Two real bugs found: the PDF reader was leaving HTML junk in the training data, and the compression step (quantization, which shrinks the model so it runs on a laptop) was mislabeling its own output.
Fixed both. Retrained. Output got slightly cleaner.
The model still couldn't recall specific policy content. It served up word salad, mixing real terminology with invented procedures.
Looked great on the practice questions. Real users broke it the same way as before.
Fabricated email addresses (cas.uoft.me/drcm@mcmaster.ca). Made-up form names. Confident answers to questions it should have refused.
Each fact was seen roughly 15 times during training.
The paper looked promising. Practice tests: a perfect 6 out of 6.
Catch: that score only held while a document-fetching step was running alongside it. Strip that away and the model did worse than a stock model that had never been fine-tuned.
Practice tests hit a perfect 10 out of 10.
Real users found five fresh ways for it to fail: vague answers, references to documents that don't exist, wrong content attributed to real document numbers, false refusals (it claimed not to know things it had been trained on), and missing citations.
The model knew the style perfectly. It just didn't know the facts.
The Research That Confirmed It
After six failures, the academic literature provided the explanation:
RAG: 87.5% accuracy vs. Fine-tuning: 50.4%
Microsoft's EMNLP 2024 study found fine-tuning was barely better than a coin flip for knowledge injection tasks. Stanford's FineTuneBench showed a 37% generalization ceiling regardless of method or model size.
Meta's LIMA paper introduced the "Superficial Alignment Hypothesis": fine-tuning teaches a model how to format and what tone to use. It does not inject new factual knowledge.
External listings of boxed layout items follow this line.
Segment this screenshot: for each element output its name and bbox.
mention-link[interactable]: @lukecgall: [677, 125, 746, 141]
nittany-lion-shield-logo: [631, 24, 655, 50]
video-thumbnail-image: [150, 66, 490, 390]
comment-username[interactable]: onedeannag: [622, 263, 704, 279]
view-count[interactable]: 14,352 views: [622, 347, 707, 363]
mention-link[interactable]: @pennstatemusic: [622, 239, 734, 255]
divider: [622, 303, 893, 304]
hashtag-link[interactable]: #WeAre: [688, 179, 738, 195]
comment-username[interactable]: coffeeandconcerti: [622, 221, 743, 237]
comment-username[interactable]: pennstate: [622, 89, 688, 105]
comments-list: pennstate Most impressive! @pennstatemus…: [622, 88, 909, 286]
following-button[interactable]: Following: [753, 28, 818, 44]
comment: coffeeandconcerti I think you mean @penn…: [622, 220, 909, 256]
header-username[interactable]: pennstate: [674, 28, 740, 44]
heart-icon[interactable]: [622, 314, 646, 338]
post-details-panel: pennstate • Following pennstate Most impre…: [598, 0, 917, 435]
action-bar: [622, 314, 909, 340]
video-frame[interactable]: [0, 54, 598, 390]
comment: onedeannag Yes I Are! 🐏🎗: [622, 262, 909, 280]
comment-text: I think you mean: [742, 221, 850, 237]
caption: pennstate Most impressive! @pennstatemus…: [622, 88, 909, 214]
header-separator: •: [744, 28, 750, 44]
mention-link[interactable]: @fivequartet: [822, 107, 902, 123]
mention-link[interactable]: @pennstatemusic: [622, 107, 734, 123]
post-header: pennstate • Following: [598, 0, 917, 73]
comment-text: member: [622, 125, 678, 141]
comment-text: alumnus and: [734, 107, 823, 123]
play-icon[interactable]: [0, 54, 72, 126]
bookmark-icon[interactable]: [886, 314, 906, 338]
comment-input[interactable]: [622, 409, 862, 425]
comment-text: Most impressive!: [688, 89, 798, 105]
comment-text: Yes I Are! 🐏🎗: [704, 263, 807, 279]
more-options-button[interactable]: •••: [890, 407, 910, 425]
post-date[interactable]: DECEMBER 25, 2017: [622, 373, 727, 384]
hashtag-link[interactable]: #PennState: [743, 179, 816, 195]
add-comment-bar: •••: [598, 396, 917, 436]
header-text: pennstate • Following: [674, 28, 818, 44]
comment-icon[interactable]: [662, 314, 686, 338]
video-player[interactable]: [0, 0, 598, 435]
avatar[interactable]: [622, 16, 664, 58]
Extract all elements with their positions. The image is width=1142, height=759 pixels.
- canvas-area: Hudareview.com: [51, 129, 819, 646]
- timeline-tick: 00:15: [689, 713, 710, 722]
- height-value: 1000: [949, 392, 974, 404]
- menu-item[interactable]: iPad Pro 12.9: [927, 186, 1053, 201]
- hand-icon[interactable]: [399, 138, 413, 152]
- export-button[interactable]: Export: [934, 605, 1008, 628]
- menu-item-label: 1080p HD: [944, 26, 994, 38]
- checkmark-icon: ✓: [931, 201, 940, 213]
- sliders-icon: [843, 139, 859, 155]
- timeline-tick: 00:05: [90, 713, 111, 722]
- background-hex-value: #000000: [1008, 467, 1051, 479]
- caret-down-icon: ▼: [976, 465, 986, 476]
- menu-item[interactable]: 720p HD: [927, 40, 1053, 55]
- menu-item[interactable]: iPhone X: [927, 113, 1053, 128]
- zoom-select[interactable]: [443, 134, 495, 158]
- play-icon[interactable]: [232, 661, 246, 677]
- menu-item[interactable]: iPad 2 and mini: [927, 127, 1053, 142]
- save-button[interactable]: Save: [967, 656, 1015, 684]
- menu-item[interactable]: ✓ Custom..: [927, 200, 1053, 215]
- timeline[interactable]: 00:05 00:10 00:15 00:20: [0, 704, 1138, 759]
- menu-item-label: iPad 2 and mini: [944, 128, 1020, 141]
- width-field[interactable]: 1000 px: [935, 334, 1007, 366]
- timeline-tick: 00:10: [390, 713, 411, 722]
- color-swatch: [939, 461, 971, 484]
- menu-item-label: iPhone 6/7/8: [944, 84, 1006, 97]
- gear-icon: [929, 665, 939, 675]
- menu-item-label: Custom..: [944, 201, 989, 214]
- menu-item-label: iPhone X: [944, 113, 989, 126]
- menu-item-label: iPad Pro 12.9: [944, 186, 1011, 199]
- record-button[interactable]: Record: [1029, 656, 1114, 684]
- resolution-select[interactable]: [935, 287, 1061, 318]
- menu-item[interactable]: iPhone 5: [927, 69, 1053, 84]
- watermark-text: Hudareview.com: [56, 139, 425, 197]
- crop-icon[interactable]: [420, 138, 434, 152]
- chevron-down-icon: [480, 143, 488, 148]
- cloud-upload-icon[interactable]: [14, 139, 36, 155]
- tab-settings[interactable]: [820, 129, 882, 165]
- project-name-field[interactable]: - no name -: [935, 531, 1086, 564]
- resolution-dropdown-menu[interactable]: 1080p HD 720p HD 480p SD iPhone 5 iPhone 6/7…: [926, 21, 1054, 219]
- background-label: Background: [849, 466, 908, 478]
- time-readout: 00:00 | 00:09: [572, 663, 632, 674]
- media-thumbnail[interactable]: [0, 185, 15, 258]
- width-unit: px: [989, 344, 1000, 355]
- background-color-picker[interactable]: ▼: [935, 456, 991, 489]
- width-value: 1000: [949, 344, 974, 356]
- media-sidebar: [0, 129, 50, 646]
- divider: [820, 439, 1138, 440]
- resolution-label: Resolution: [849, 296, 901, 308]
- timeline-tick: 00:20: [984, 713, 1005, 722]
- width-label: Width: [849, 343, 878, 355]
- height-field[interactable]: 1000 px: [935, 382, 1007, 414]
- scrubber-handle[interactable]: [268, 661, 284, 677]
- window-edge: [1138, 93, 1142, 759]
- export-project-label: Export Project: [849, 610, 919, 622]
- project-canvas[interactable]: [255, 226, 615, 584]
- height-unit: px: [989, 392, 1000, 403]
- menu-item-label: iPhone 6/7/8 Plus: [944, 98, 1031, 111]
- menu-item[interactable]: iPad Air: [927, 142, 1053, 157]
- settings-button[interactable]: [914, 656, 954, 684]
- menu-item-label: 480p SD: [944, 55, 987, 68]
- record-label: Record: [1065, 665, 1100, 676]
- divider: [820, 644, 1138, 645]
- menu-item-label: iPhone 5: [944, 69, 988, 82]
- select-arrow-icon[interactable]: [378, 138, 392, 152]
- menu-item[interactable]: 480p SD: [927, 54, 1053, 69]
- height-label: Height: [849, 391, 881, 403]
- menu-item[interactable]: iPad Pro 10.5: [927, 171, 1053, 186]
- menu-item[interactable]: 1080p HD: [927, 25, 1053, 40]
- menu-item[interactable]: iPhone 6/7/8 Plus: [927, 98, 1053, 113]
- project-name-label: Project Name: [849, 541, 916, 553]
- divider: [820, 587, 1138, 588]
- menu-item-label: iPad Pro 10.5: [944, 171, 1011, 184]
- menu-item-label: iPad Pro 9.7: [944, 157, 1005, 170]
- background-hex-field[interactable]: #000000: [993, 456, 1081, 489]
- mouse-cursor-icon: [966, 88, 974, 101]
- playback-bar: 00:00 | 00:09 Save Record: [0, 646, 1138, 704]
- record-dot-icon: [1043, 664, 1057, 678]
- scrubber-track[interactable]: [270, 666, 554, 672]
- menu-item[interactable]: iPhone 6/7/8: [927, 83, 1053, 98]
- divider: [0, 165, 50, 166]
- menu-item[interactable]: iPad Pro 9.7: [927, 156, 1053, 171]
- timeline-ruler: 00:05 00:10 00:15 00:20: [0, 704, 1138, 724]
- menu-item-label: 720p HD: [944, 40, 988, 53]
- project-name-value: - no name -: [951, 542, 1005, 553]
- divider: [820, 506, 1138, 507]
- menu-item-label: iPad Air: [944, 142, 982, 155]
Allen-Zhu and Li (ICLR 2025) quantified the gap: each fact requires 100 to 1,000 training exposures to be reliably learned. The RAG Proxy training runs had roughly 15 exposures per fact, off by two orders of magnitude.
The Pivot
Instead of teaching the AI to memorize policies, hand it the relevant pages at the moment someone asks. That is RAG (Retrieval-Augmented Generation), and it is what the RAG Proxy does. The accuracy jumped from 50.4% to 87.5% overnight, with zero fine-tuning, zero training time, and zero cost.